OF ETIENNE BALUZE, COLBERT’S LIBRARIAN AND A GREAT FRENCH HISTORIAN IN HIS OWN RIGHT, WHOSE OWNERSHIP SIGNATURE APPEARS AT THE FOOT OF THE TITLE PAGE 

Étienne Baluze (‪November 24‬, 1630 – July 28, 1718) was a French scholar, also known as Stephanus Baluzius. Born in Tulle, he was educated at his native town and took minor orders. As secretary to Pierre de Marca, archbishop of Toulouse, he won his appreciation of him, and at his death Marca left him all his papers. Baluze produced the first complete edition of Marca’streatise De libertatibus Ecclesiae Gallicanae (1663), and brought out his Marca hispanica (1688). 

In about 1667, Baluze entered Colbert’s service, and until 1700 was in charge of the invaluable library belonging to that minister and to his son, Marquis de Seignelay. Colbert rewarded him for his work by obtaining various benefices for him, and the post of king’s almoner (1679). Subsequently Baluze was appointed professor of Canon law at the Collège de France ‪on December 31‬, 1689, and directed it from 1707 to 1710. He was unfortunate enough to take up the history of the House of Auvergne just at the time when the cardinal de Bouillon, inheritor of the rights, was endeavouring to prove the descent of the La Tour family, in the direct line from the ancient hereditary counts of Auvergne of the 9th century. 

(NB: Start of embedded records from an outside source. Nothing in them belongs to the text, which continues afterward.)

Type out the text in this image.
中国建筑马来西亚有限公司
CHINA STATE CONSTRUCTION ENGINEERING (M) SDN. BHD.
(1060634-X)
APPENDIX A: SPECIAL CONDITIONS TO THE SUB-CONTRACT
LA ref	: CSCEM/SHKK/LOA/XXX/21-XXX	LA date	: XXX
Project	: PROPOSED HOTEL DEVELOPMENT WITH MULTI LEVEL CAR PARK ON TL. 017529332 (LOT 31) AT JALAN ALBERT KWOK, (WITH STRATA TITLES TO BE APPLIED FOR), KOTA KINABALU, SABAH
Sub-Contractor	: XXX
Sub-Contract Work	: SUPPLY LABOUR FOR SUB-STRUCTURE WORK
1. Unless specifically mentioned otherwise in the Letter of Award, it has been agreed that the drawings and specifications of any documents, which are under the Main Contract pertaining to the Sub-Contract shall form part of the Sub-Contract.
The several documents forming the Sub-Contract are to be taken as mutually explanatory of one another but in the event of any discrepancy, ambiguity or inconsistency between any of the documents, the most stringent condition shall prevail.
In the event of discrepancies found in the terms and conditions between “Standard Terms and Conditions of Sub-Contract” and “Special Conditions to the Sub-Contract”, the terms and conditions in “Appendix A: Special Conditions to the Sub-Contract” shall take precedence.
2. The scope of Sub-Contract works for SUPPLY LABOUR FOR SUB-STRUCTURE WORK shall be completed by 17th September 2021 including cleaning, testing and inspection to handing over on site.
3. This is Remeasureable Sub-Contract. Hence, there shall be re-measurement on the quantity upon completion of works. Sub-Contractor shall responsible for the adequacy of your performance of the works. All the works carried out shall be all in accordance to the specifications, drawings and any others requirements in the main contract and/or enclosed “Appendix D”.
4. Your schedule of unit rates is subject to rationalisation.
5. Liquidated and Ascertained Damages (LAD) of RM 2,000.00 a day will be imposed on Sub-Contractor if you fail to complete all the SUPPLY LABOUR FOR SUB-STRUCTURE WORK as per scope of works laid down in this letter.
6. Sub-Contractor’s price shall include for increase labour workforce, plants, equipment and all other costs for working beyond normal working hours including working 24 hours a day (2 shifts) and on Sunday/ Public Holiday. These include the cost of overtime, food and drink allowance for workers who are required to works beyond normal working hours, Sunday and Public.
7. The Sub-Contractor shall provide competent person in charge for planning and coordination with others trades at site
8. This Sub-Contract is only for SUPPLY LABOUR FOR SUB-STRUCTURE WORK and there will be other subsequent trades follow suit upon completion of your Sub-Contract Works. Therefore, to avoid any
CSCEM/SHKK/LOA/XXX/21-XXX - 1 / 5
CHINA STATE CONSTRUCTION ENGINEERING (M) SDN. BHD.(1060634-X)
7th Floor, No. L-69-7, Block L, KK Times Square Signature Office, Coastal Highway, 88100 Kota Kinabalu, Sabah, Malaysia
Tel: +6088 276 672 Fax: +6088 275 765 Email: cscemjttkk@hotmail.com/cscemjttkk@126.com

As authentic documents in support of these pretensions could not be found, false ones were fabricated. The production of spurious genealogies had already been begun in the Histoire de la maison d’Auvergne published by Christophe Justel in 1645; and Chorier, the historian of Dauphiny, had included in the second volume of his history (1672) a forged deed which connected the La Tours of Dauphiny with the La Tours of Auvergne. Next manufacture of forged documents was organized by Jean de Bar, an intimate companion of the cardinal. These documents succeeded in duping the most illustrious scholars; Dom Jean Mabillon, the founder of diplomatics, Dom Thierry Ruinart and Baluze himself, called as experts, made a unanimously favourable report ‪on July 23‬, 1695. But cardinal de Bouillon had many enemies, and a war of pamphlets began. 

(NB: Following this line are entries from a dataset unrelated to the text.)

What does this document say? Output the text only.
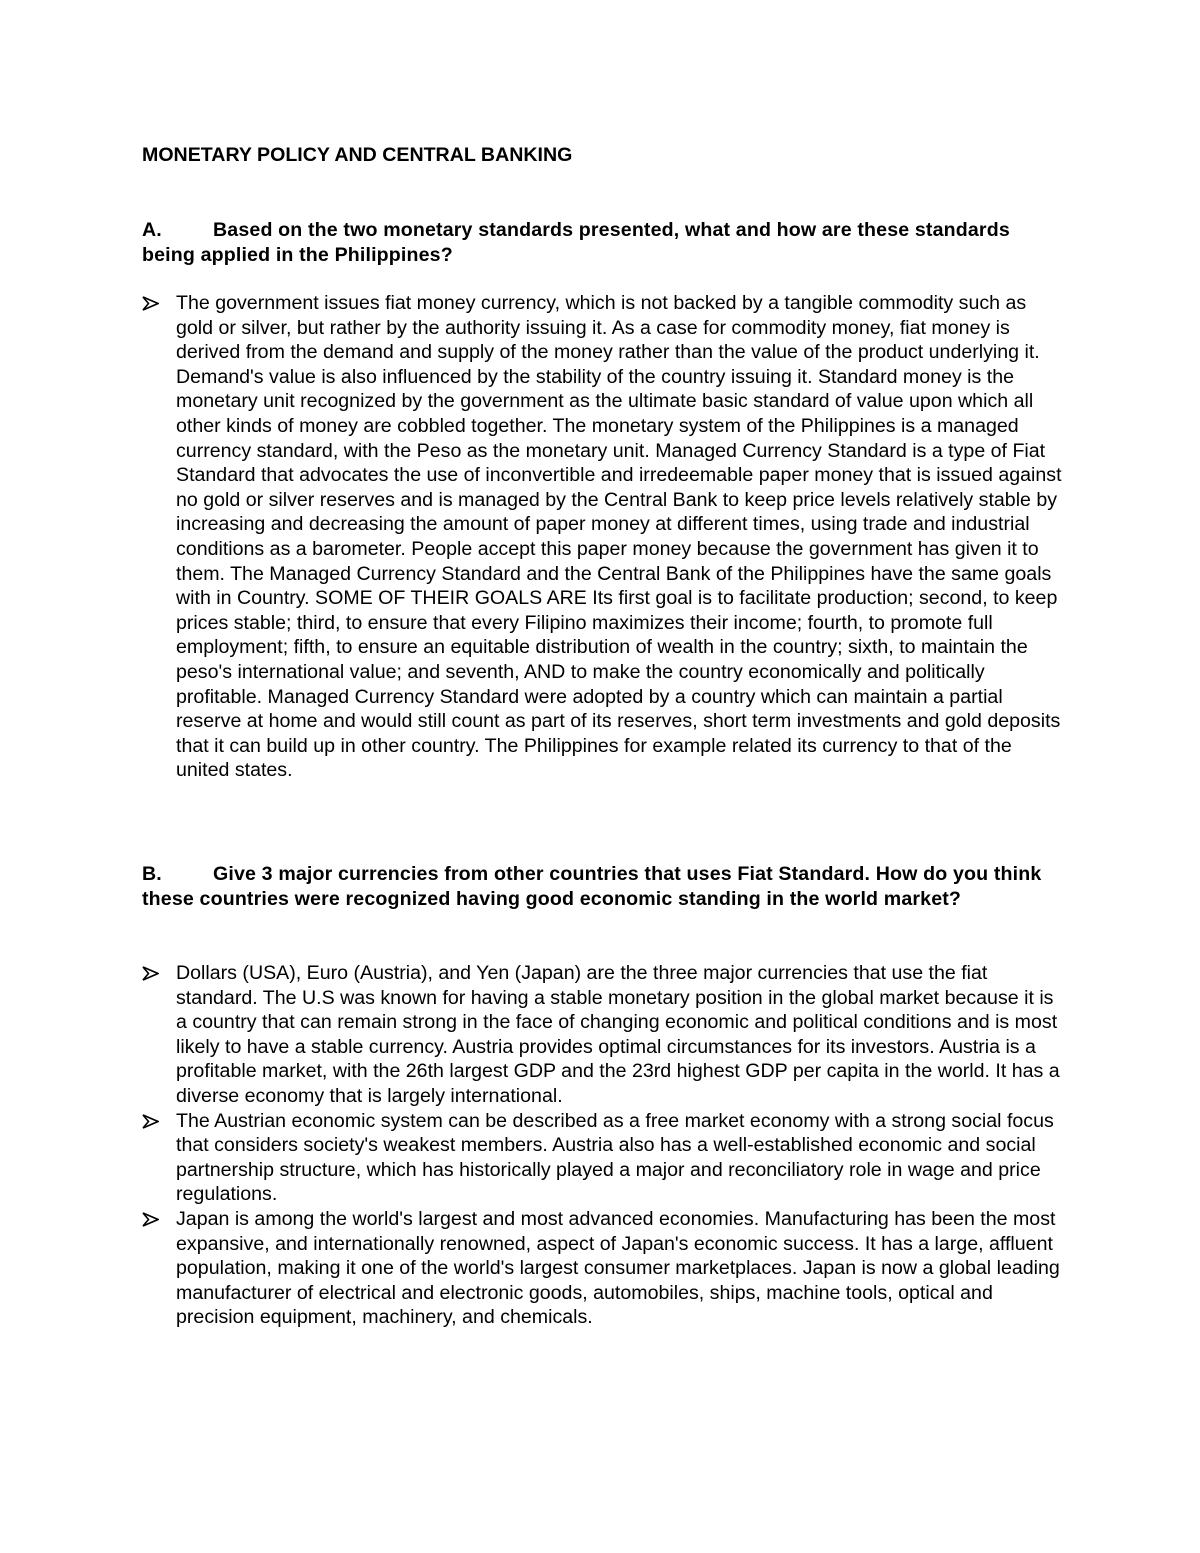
MONETARY POLICY AND CENTRAL BANKING

A.	Based on the two monetary standards presented, what and how are these standards being applied in the Philippines?

The government issues fiat money currency, which is not backed by a tangible commodity such as gold or silver, but rather by the authority issuing it. As a case for commodity money, fiat money is derived from the demand and supply of the money rather than the value of the product underlying it. Demand's value is also influenced by the stability of the country issuing it. Standard money is the monetary unit recognized by the government as the ultimate basic standard of value upon which all other kinds of money are cobbled together. The monetary system of the Philippines is a managed currency standard, with the Peso as the monetary unit. Managed Currency Standard is a type of Fiat Standard that advocates the use of inconvertible and irredeemable paper money that is issued against no gold or silver reserves and is managed by the Central Bank to keep price levels relatively stable by increasing and decreasing the amount of paper money at different times, using trade and industrial conditions as a barometer. People accept this paper money because the government has given it to them. The Managed Currency Standard and the Central Bank of the Philippines have the same goals with in Country. SOME OF THEIR GOALS ARE Its first goal is to facilitate production; second, to keep prices stable; third, to ensure that every Filipino maximizes their income; fourth, to promote full employment; fifth, to ensure an equitable distribution of wealth in the country; sixth, to maintain the peso's international value; and seventh, AND to make the country economically and politically profitable. Managed Currency Standard were adopted by a country which can maintain a partial reserve at home and would still count as part of its reserves, short term investments and gold deposits that it can build up in other country. The Philippines for example related its currency to that of the united states.

B.	Give 3 major currencies from other countries that uses Fiat Standard. How do you think these countries were recognized having good economic standing in the world market?

Dollars (USA), Euro (Austria), and Yen (Japan) are the three major currencies that use the fiat standard. The U.S was known for having a stable monetary position in the global market because it is a country that can remain strong in the face of changing economic and political conditions and is most likely to have a stable currency. Austria provides optimal circumstances for its investors. Austria is a profitable market, with the 26th largest GDP and the 23rd highest GDP per capita in the world. It has a diverse economy that is largely international.
The Austrian economic system can be described as a free market economy with a strong social focus that considers society's weakest members. Austria also has a well-established economic and social partnership structure, which has historically played a major and reconciliatory role in wage and price regulations.
Japan is among the world's largest and most advanced economies. Manufacturing has been the most expansive, and internationally renowned, aspect of Japan's economic success. It has a large, affluent population, making it one of the world's largest consumer marketplaces. Japan is now a global leading manufacturer of electrical and electronic goods, automobiles, ships, machine tools, optical and precision equipment, machinery, and chemicals.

In March 1698 Baluze in reply wrote a letter which proved nothing. Two years later, in 1700, Jean de Bar and his accomplices were arrested, and after a long and searching inquiry were declared guilty in 1704. Baluze, nevertheless, was obstinate in his opinion. He was convinced that the incriminated documents were genuine and proposed to do Justel’s work anew. Encouraged and financially supported by the cardinal de Bouillon, he published two works with “Proofs”, among which, unfortunately, we find all the deeds which had been pronounced spurious. In the following year he was suddenly engulfed in the disgrace, and exiled from Paris to Tours, where he lived till November 1713. He continued to work, and in 1717 published a history of his native town, Historiae Tutelensis libri tres. In November 1713, he succeeded in returning to Paris, where he died on July 28, 1718. 

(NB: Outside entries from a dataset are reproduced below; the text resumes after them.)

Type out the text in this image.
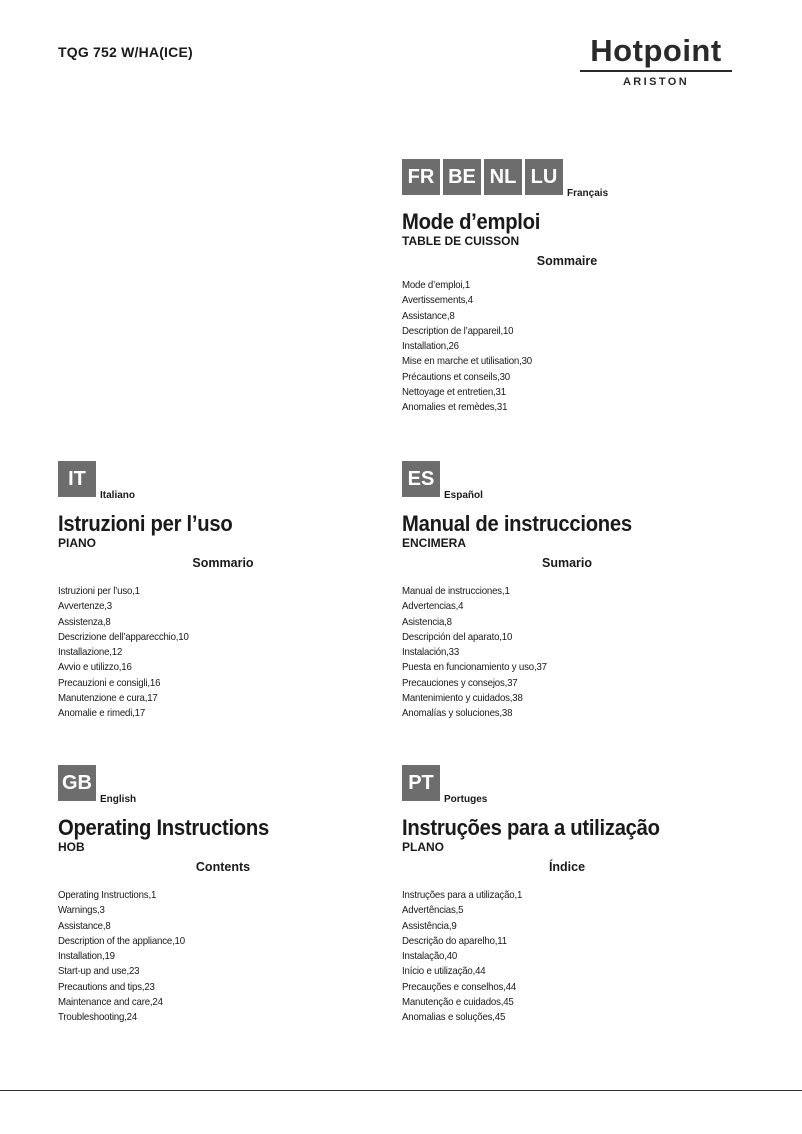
TQG 752 W/HA(ICE)	Hotpoint
ARISTON
FR BE NL LU
Français
Mode d’emploi
TABLE DE CUISSON
Sommaire
Mode d’emploi,1
Avertissements,4
Assistance,8
Description de l’appareil,10
Installation,26
Mise en marche et utilisation,30
Précautions et conseils,30
Nettoyage et entretien,31
Anomalies et remèdes,31
IT
Italiano
Istruzioni per l’uso
PIANO
Sommario
Istruzioni per l’uso,1
Avvertenze,3
Assistenza,8
Descrizione dell’apparecchio,10
Installazione,12
Avvio e utilizzo,16
Precauzioni e consigli,16
Manutenzione e cura,17
Anomalie e rimedi,17
ES
Español
Manual de instrucciones
ENCIMERA
Sumario
Manual de instrucciones,1
Advertencias,4
Asistencia,8
Descripción del aparato,10
Instalación,33
Puesta en funcionamiento y uso,37
Precauciones y consejos,37
Mantenimiento y cuidados,38
Anomalías y soluciones,38
GB
English
Operating Instructions
HOB
Contents
Operating Instructions,1
Warnings,3
Assistance,8
Description of the appliance,10
Installation,19
Start-up and use,23
Precautions and tips,23
Maintenance and care,24
Troubleshooting,24
PT
Portuges
Instruções para a utilização
PLANO
Índice
Instruções para a utilização,1
Advertências,5
Assistência,9
Descrição do aparelho,11
Instalação,40
Início e utilização,44
Precauções e conselhos,44
Manutenção e cuidados,45
Anomalias e soluções,45
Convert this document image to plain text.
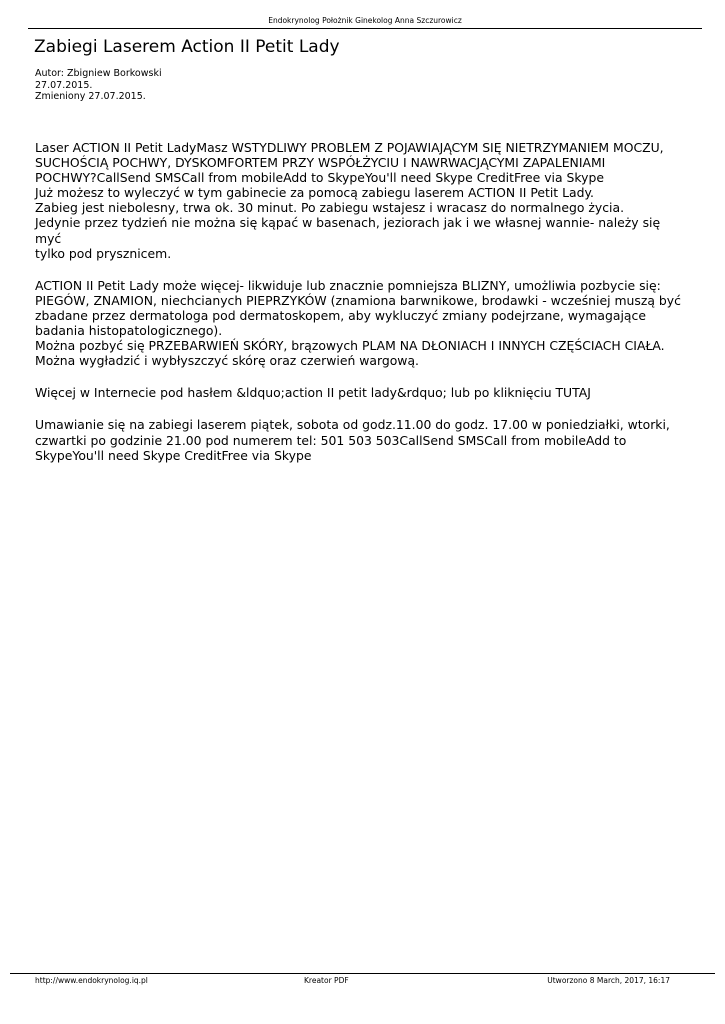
Endokrynolog Położnik Ginekolog Anna Szczurowicz
Zabiegi Laserem Action II Petit Lady
Autor: Zbigniew Borkowski
27.07.2015.
Zmieniony 27.07.2015.

Laser ACTION II Petit LadyMasz WSTYDLIWY PROBLEM Z POJAWIAJĄCYM SIĘ NIETRZYMANIEM MOCZU,

SUCHOŚCIĄ POCHWY, DYSKOMFORTEM PRZY WSPÓŁŻYCIU I NAWRWACJĄCYMI ZAPALENIAMI

POCHWY?CallSend SMSCall from mobileAdd to SkypeYou'll need Skype CreditFree via Skype

Już możesz to wyleczyć w tym gabinecie za pomocą zabiegu laserem ACTION II Petit Lady.

Zabieg jest niebolesny, trwa ok. 30 minut. Po zabiegu wstajesz i wracasz do normalnego życia.

Jedynie przez tydzień nie można się kąpać w basenach, jeziorach jak i we własnej wannie- należy się myć

tylko pod prysznicem.

ACTION II Petit Lady może więcej- likwiduje lub znacznie pomniejsza BLIZNY, umożliwia pozbycie się:

PIEGÓW, ZNAMION, niechcianych PIEPRZYKÓW (znamiona barwnikowe, brodawki - wcześniej muszą być

zbadane przez dermatologa pod dermatoskopem, aby wykluczyć zmiany podejrzane, wymagające

badania histopatologicznego).

Można pozbyć się PRZEBARWIEŃ SKÓRY, brązowych PLAM NA DŁONIACH I INNYCH CZĘŚCIACH CIAŁA.

Można wygładzić i wybłyszczyć skórę oraz czerwień wargową.

Więcej w Internecie pod hasłem &ldquo;action II petit lady&rdquo; lub po kliknięciu TUTAJ

Umawianie się na zabiegi laserem piątek, sobota od godz.11.00 do godz. 17.00 w poniedziałki, wtorki,

czwartki po godzinie 21.00 pod numerem tel: 501 503 503CallSend SMSCall from mobileAdd to

SkypeYou'll need Skype CreditFree via Skype

http://www.endokrynolog.iq.pl	Kreator PDF	Utworzono 8 March, 2017, 16:17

A bust of Baluze, work of the contemporary sculptor Nacera Kainou, was installed in his native city, Tulle, in October 2006. An Etienne Baluze European Local History Prize was recently created (summer 2007) by the “Société des Amis du musée du cloître” of Tulle, on the suggestion of the French historian Jean Boutier. An international jury gave the first prize to Italian historian Beatrice Palmero. The second Baluze prize was given on May 12, 2010 to English historian Allison Carol (University of Exeter; Birbeck College).